After a delay of 18 months, construction will at last start on the first of 20 new school projects in Burkina Faso. It will be a £170,000 extension to Bethel Secondary School in the provincial capital of Gourcy. The landlocked West African country has one of the poorest records for literacy in the world, as measured by the UN Development Programme. But local demand for education has overwhelmed the existing Bethel school so much that it has become severely overcrowded and turns away a hundred children a year.
Although conceived in consultation with local people, Article 25’s design for the school’s three new classroom blocks is undisguisedly modern and western. Yet it is an intelligent response to the local climate, while at the same time harnessing local building materials and skills that are readily available and inexpensive.
The roofs are the main defence against the fierce tropical sunlight, and were inspired by the local ruse of combining brushwood storage with a shady refuge. The school’s roofs shade the perimeter walls by oversailing them on all sides. In addition they are raised 1.5 metres above the plywood ceilings, so that the intervening space can be cooled by natural cross ventilation.
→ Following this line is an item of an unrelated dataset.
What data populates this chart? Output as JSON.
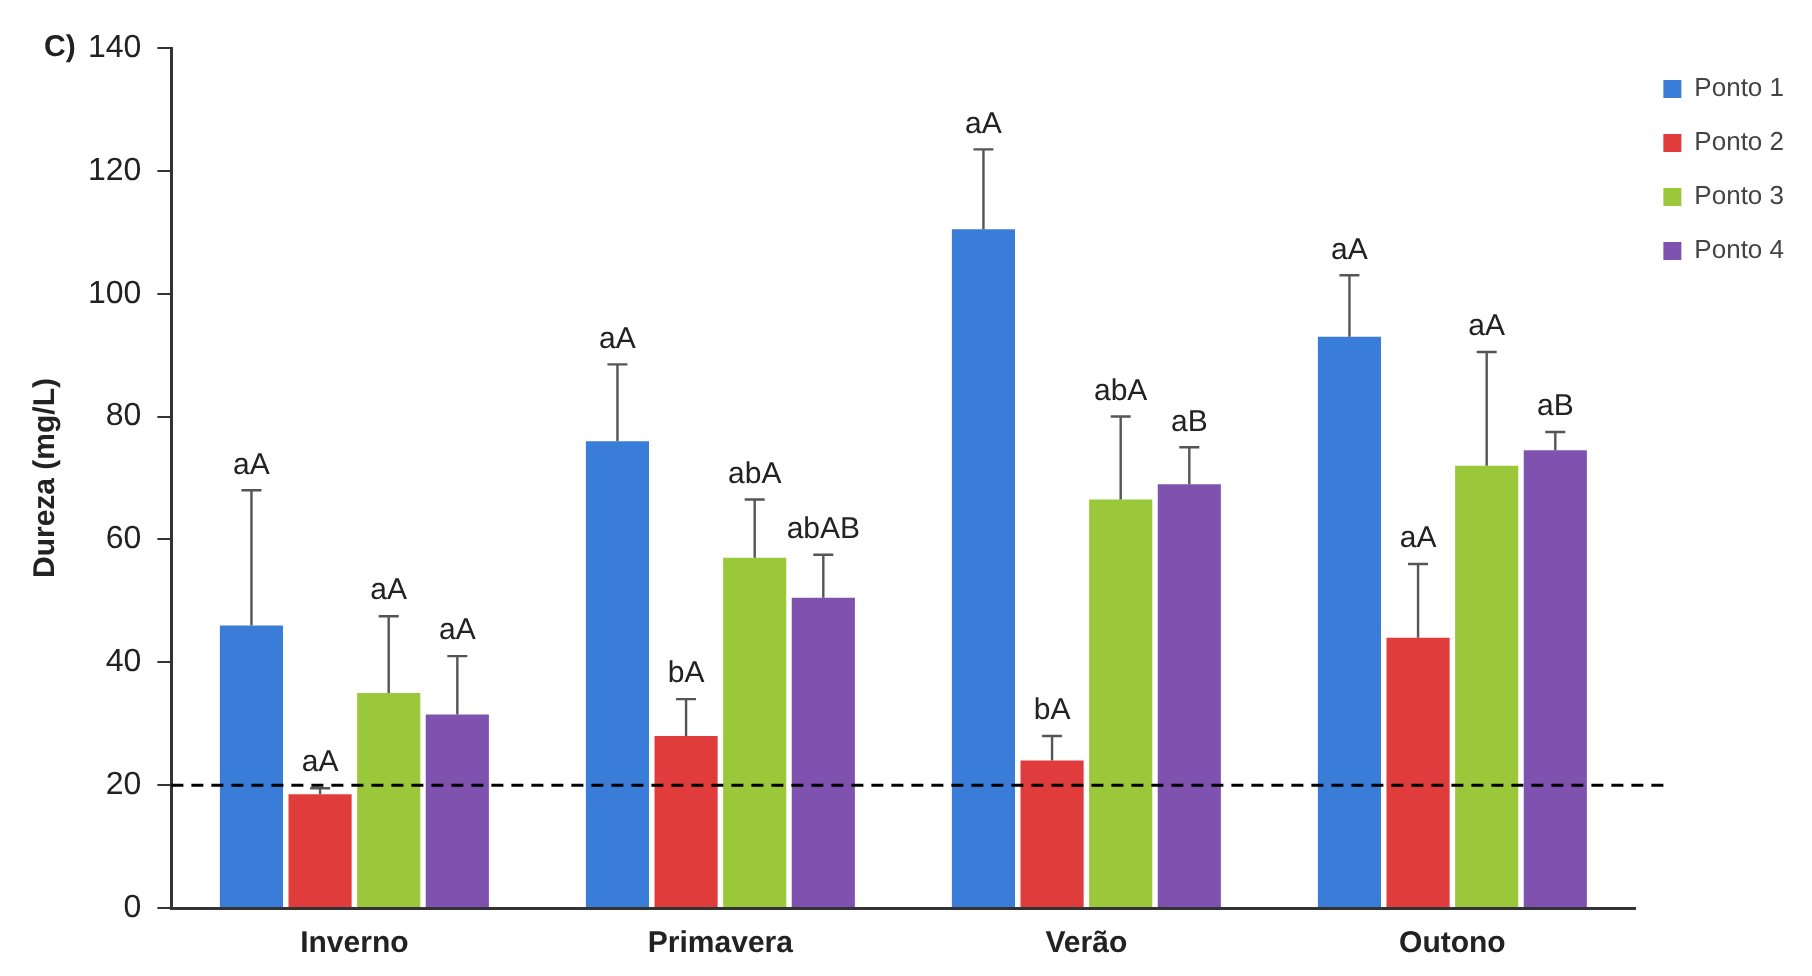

Instead of scarce timber, the roofs will be made of crinkly tin supported on simple steel trusses. The walls will be more traditional and constructed by local masons out of laterite sandstone blocks, which is cut by hand out of a nearby quarry. The classrooms will also be ventilated through the window openings, which rather than being glazed will be fitted with adjustable louvred shutters, also made locally.
A reliable local contractor was appointed by Article 25’s acting chief executive, Robin Cross, on a site visit last month. At the same time he appointed a local team of two architects and an engineer to supervise construction. In a departure from Article 25’s usual procedure of dispatching a western supervisor, this local appointment was made, in Cross’s words, “on the advice of the government due to a perceived risk of kidnapping” in the region. “And by employing local people,” he adds, “we have turned adversity to advantage.”
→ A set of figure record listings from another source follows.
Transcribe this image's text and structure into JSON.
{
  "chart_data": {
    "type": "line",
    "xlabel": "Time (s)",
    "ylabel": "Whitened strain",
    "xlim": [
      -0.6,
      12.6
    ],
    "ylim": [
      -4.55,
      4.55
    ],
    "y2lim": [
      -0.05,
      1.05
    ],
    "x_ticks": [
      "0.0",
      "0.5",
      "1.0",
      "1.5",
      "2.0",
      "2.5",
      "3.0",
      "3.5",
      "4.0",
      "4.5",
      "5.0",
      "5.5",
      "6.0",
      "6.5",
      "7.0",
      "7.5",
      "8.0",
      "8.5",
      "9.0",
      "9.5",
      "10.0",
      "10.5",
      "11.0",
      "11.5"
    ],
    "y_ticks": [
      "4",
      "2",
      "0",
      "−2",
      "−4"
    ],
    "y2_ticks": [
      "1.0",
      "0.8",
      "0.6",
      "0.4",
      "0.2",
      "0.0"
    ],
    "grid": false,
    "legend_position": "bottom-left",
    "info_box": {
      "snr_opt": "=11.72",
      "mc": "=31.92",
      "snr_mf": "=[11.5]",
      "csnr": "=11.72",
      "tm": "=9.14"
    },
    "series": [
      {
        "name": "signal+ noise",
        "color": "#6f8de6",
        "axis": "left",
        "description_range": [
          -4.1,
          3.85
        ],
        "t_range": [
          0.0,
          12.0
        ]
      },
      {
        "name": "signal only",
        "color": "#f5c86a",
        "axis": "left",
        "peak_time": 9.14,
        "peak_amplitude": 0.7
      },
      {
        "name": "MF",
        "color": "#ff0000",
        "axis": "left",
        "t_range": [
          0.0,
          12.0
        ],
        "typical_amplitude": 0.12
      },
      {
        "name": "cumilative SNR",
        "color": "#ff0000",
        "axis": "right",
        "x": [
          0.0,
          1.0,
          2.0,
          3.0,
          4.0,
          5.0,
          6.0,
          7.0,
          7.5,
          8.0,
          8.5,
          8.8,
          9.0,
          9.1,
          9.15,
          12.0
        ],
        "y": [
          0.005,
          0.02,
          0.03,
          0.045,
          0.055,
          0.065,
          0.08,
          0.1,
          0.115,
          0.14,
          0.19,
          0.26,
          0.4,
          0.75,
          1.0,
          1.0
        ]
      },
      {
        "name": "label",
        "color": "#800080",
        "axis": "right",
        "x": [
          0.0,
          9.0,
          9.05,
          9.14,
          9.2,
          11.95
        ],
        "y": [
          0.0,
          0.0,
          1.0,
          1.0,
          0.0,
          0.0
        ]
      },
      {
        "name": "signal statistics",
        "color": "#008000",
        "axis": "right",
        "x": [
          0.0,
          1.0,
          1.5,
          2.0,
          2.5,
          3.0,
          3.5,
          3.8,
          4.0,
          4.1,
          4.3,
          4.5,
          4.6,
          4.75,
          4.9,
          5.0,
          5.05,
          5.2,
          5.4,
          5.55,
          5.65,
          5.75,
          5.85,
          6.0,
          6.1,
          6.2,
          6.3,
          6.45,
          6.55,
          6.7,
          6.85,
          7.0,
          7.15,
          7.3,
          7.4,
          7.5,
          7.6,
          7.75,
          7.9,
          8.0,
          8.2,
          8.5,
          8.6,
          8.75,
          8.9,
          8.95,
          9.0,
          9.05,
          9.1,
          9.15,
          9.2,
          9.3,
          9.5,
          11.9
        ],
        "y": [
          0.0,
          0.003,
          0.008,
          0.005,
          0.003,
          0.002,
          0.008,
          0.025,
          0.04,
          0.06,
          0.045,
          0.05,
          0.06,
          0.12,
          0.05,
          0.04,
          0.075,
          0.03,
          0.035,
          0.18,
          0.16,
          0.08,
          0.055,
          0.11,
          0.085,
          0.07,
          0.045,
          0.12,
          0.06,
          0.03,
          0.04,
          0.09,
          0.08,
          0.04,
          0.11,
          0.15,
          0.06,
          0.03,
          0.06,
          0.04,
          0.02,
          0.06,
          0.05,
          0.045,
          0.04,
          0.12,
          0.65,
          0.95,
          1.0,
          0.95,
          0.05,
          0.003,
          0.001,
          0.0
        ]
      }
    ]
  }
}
As for the 18 months’ delay, this was caused by the bureaucratic process of transferring the land tenure to the school’s new local operator, AEAD. This delay has frustrated the team but Cross advises that: “Where an international NGO does not follow the law, they are open to extortion of different kinds, so we need to ensure we meet all regulations in the countries where we operate.”
A second phase comprising of library and ancillary accommodation will follow on next May. Bethel Secondary School’s entire £290,000 new extension is funded by the UK charity, Giving Africa. The charity regards the extension as a prototype for 20 schools that it hopes to roll out across Burkina Faso.